Labor’s “national interest test” fails gas consumers, APPEA says
The national interest test on gas exports announced on Wednesday by the Labor Party will rather “discourage than stimulate” investment in developing Australia’s gas reserves, according to the Australian Petroleum Production & Exploration Association (APPEA).
“There is an urgent need to bring more gas to market to ensure reliable, long-term supply in eastern Australia,” said APPEA CEO Malcolm Roberts. “We need policies that encourage more investment in developing new reserves,” Roberts said.
According to Roberts, adding new “regulatory risks” does not help, especially at a time of depressed prices.
In its Inquiry into the East Coast Gas Market report released last month, for example, the ACCC warned that reservation policies, such as a national interest test, would “weaken incentives for further gas exploration and appraisal.”

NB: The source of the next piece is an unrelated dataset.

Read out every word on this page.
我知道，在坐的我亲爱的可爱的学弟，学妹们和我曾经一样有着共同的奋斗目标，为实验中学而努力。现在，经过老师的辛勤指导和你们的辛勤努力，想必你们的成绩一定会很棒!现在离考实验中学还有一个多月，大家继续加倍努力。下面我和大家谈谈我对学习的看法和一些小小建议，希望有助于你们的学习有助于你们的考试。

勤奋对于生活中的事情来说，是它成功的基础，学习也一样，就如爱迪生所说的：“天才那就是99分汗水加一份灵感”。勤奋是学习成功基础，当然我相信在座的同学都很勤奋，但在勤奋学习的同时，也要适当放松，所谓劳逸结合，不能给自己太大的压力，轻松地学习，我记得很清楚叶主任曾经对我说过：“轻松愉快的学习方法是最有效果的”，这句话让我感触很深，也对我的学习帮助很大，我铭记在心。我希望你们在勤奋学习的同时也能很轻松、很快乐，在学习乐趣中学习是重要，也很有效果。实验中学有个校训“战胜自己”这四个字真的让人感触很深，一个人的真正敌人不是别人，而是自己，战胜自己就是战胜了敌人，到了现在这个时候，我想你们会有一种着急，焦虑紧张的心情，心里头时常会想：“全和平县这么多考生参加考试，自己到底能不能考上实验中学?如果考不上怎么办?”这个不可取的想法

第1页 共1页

The opposition Labor Party proposed on Wednesday new policy under which new liquefied natural gas projects in Australia may need to set aside supplies for domestic use.
“In addition, new gas projects which are scaled into the domestic market may be forced out of the market due to poor economic returns. Over time, reservation policies would reduce the likelihood of new sources of gas being developed, to the detriment of the level of diversity of supply for domestic gas users,” Roberts said.
“In a market that is facing supply issues arising from LNG, moratoria, and a low oil price, further impediments to gas supply development would be detrimental and so should not be introduced,” he said.
Roberts said it was “disappointing Labor had bowed to union demands” to introduce a policy that could penalise one of the nation’s “most successful export industries“.
“An export gas industry does not threaten domestic gas supply. Our major gas exporters are also major suppliers to the domestic market,” Roberts said.
“The opportunity of LNG exports has made possible the massive reinvestment in gas production and infrastructure of recent years,” he said, adding that Australia “cannot afford to increase sovereign risk and project costs if it wishes to convert its gas reserves into jobs, royalties and exports.”